- Sire: Bold Ruler
- Grandsire: Nasrullah
- Dam: Sheepsfoot
- Damsire: Count Fleet
- Sex: Filly
- Foaled: 1960
- Country: United States
- Colour: Chestnut
- Breeder: Claiborne Farm
- Owner: William Haggin Perry
- Trainer: James W. Maloney
- Record: 23: 12-5-4
- Earnings: US$324,032

Major wins
- Coaching Club American Oaks (1963) Monmouth Oaks (1963) Spinster Stakes (1963) Firenze Handicap (1963) Gazelle Handicap (1963) Santa Susana Stakes (1963) Jersey Belle Stakes (1963) Comely Stakes (1963) La Centinela Stakes (1963)

Awards
- American Champion Three-Year-Old Filly (1963)

Honours
- Aiken Thoroughbred Racing Hall of Fame (1977)

= Lamb Chop (horse) =

American-bred Thoroughbred racehorse

Lamb Chop (April 9, 1960–1964) was an American Thoroughbred Champion racehorse. Bred by Bull Hancock's renowned Claiborne Farm, she was sired by Bold Ruler, an eight-time leading sire in North America and grandson of Nearco. Her dam, Sheepsfoot, was a daughter of the 1943 U.S. Triple Crown champion Count Fleet.

Purchased by prominent horseman William Haggin Perry, at age three, Lamb Chop won almost every major American graded stakes race for fillies in her age group, and was voted the 1963 American Champion Three-Year-Old Filly. Among her wins were races from six furlongs to one and a quarter miles, which included a new Garden State Park track record for one-and-a-sixteenth miles on dirt in winning the Jersey Belle Stakes.

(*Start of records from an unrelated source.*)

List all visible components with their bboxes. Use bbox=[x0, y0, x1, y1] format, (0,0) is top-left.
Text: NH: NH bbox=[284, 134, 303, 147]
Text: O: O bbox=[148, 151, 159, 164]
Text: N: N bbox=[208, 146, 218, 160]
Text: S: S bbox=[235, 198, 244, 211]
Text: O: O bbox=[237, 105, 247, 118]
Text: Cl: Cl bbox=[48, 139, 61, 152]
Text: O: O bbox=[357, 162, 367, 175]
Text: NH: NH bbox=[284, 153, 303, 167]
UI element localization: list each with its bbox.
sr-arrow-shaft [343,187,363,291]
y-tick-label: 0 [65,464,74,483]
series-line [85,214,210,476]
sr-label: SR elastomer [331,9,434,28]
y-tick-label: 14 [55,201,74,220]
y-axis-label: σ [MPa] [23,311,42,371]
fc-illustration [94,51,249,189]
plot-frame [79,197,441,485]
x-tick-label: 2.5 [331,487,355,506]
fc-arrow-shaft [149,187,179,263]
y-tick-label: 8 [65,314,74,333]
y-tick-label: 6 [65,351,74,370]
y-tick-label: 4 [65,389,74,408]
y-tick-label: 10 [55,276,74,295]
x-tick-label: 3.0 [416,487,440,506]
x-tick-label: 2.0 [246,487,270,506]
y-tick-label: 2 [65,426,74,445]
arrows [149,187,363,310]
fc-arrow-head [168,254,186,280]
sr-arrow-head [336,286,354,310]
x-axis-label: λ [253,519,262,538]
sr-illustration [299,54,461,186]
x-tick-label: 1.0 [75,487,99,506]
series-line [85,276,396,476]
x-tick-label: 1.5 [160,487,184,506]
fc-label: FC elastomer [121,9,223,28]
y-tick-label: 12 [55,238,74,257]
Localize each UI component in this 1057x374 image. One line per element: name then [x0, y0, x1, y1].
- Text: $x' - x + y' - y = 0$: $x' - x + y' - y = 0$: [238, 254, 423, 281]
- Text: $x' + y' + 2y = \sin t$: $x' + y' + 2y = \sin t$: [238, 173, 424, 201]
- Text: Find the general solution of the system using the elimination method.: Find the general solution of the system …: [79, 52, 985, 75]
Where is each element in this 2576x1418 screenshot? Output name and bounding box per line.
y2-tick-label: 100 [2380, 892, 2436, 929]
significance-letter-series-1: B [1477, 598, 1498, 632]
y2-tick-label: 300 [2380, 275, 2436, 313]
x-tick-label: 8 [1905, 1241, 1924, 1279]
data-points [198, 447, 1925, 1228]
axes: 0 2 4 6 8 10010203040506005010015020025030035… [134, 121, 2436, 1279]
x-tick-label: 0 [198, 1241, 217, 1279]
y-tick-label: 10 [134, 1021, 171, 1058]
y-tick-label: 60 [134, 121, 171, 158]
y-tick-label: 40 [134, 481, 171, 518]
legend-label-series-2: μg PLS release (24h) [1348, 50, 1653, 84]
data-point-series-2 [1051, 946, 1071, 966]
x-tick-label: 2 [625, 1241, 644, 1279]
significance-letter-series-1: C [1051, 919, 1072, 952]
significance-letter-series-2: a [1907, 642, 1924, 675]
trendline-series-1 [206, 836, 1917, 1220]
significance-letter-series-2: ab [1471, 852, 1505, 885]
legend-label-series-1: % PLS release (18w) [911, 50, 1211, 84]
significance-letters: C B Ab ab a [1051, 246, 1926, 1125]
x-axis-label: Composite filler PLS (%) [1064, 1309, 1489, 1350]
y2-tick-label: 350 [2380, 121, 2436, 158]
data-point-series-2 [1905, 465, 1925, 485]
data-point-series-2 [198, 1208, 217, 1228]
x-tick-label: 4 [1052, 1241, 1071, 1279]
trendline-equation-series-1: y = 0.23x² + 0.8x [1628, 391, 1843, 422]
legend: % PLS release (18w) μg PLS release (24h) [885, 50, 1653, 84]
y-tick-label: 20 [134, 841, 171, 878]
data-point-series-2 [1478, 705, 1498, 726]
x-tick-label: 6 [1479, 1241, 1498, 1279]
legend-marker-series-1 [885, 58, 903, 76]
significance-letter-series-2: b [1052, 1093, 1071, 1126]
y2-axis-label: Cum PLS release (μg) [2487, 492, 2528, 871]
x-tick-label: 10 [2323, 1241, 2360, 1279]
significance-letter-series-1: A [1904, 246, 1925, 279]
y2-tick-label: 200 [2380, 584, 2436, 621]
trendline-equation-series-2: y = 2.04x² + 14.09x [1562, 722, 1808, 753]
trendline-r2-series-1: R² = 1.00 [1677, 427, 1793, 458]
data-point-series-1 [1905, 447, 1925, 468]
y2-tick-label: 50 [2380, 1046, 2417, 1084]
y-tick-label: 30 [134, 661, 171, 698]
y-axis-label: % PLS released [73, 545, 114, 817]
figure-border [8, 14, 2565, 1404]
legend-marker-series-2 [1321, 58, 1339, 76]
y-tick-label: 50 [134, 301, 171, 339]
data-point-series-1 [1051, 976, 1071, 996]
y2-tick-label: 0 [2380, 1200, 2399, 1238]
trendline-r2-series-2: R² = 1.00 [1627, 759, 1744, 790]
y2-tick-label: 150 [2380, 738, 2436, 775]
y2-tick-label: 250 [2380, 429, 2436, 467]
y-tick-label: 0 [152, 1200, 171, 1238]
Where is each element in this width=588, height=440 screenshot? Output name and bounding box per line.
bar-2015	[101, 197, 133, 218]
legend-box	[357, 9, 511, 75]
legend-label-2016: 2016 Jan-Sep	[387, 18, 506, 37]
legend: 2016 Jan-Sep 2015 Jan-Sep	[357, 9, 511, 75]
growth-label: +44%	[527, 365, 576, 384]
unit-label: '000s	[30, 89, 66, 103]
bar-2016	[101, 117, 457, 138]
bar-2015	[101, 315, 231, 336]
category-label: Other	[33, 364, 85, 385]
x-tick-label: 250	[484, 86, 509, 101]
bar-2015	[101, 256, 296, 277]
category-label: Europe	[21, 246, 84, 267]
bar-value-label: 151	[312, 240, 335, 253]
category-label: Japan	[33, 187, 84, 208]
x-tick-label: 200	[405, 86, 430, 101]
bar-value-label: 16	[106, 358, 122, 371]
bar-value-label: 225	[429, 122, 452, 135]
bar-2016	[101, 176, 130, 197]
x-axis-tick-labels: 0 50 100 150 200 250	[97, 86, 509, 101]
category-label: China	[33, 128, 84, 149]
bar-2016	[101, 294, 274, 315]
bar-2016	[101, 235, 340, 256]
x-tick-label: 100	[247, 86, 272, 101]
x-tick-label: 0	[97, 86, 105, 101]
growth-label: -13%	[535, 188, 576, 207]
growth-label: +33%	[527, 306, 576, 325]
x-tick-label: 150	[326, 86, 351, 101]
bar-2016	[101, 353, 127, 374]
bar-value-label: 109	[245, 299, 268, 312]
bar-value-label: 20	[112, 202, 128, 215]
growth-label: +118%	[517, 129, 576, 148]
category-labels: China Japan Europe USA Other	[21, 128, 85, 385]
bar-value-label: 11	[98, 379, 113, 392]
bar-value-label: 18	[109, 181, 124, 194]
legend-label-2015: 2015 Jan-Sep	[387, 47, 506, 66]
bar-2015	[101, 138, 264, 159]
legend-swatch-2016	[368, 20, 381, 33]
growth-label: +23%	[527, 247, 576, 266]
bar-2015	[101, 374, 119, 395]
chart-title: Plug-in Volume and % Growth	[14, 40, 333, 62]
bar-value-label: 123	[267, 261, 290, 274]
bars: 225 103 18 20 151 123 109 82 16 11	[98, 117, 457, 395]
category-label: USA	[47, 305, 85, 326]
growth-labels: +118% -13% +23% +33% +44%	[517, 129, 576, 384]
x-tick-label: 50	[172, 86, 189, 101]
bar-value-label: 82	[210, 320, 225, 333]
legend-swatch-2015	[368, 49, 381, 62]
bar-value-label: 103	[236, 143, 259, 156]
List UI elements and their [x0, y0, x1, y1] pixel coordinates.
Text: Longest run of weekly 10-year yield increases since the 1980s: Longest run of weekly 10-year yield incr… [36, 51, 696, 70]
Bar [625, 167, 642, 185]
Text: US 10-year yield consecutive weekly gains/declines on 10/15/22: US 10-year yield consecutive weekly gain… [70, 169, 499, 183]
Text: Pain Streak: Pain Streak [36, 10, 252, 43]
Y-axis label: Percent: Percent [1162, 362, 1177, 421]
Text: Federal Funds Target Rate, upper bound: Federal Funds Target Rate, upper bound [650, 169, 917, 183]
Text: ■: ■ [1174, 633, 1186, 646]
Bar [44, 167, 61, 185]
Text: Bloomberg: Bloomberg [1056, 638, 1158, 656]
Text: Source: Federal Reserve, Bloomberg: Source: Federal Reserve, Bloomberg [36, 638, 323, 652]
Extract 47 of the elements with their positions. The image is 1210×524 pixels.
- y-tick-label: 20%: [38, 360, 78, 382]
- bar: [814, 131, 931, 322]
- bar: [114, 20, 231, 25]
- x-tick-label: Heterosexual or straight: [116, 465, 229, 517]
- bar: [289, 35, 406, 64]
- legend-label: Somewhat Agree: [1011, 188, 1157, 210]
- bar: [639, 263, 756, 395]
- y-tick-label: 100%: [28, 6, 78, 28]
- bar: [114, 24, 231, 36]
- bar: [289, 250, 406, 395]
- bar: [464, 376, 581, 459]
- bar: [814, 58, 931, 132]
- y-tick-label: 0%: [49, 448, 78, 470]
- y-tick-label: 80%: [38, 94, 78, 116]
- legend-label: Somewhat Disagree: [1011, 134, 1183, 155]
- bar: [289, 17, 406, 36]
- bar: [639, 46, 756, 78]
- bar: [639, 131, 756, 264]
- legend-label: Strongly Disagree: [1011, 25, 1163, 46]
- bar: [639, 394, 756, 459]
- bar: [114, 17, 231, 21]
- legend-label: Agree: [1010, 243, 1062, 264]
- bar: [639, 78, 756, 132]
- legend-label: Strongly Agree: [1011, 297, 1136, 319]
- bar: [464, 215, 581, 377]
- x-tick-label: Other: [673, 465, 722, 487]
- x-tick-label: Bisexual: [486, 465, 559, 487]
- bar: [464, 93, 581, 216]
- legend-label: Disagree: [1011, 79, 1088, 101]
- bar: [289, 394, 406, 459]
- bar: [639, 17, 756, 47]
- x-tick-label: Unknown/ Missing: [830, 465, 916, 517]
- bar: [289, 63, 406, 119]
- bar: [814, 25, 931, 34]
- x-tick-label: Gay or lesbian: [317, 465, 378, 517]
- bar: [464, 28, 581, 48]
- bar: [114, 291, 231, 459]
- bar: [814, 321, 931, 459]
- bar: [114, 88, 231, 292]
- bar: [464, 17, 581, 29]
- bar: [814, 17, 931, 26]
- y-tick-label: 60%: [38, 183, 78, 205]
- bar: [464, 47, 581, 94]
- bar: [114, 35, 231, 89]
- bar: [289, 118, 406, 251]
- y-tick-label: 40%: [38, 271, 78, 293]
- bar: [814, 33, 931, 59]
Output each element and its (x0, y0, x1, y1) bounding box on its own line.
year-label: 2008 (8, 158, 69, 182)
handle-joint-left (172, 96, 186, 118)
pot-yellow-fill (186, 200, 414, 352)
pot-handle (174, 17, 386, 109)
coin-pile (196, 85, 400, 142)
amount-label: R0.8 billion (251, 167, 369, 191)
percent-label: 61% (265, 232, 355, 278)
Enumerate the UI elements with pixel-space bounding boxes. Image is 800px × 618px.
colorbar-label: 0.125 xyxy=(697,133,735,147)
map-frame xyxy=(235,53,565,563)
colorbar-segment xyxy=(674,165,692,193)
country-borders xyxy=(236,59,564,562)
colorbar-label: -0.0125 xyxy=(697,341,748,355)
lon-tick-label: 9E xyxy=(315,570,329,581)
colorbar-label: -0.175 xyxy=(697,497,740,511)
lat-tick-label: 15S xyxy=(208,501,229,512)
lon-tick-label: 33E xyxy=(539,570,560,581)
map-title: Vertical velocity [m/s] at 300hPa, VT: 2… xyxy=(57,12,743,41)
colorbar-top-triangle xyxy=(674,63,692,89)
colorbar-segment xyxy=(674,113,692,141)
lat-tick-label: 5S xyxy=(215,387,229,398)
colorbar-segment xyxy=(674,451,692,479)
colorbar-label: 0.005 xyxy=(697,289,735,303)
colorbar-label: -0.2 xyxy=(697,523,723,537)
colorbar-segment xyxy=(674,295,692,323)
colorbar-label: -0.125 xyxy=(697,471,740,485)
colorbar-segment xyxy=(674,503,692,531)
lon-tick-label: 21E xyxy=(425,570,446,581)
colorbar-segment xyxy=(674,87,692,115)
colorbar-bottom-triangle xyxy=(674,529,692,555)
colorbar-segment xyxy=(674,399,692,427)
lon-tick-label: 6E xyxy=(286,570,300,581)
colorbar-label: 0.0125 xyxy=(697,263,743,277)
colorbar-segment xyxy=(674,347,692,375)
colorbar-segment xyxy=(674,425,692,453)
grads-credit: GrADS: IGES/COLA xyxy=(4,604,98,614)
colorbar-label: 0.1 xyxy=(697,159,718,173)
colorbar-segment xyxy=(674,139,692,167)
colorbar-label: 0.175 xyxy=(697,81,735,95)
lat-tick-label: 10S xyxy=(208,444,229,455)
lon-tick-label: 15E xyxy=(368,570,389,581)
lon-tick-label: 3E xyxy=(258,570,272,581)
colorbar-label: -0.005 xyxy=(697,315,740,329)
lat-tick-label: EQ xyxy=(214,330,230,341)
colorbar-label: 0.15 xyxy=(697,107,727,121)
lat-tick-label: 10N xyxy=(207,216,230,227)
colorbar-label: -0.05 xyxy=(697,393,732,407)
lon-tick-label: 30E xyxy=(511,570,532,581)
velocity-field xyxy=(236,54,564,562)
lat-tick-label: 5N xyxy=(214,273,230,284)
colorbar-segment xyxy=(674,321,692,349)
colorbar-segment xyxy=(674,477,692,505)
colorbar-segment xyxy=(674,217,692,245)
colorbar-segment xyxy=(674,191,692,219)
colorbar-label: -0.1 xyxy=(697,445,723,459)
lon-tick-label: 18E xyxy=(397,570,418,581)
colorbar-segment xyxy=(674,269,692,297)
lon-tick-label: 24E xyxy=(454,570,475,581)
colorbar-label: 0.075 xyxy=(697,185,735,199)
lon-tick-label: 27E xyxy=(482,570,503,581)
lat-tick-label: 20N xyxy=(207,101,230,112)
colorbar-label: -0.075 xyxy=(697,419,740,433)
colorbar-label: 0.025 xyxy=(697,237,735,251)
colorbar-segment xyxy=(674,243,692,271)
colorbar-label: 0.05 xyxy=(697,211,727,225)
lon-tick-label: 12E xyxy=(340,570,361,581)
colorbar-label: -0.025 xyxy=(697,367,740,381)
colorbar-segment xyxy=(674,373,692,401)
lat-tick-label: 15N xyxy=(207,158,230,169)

In 1964, Lamb Chop took on her male counterparts in the San Fernando Stakes and finished second to the future U.S. Racing Hall of Fame inductee Gun Bow. She went up against Gun Bow and other males again in the 1964 Strub Stakes at Santa Anita Park, but broke down during the race and had to be euthanized. She was buried at Santa Anita in an area located west of the track. In 1970, Quicken Tree was buried next to her.

Following its formation, Lamb Chop was inducted into the Aiken Thoroughbred Racing Hall of Fame in 1977.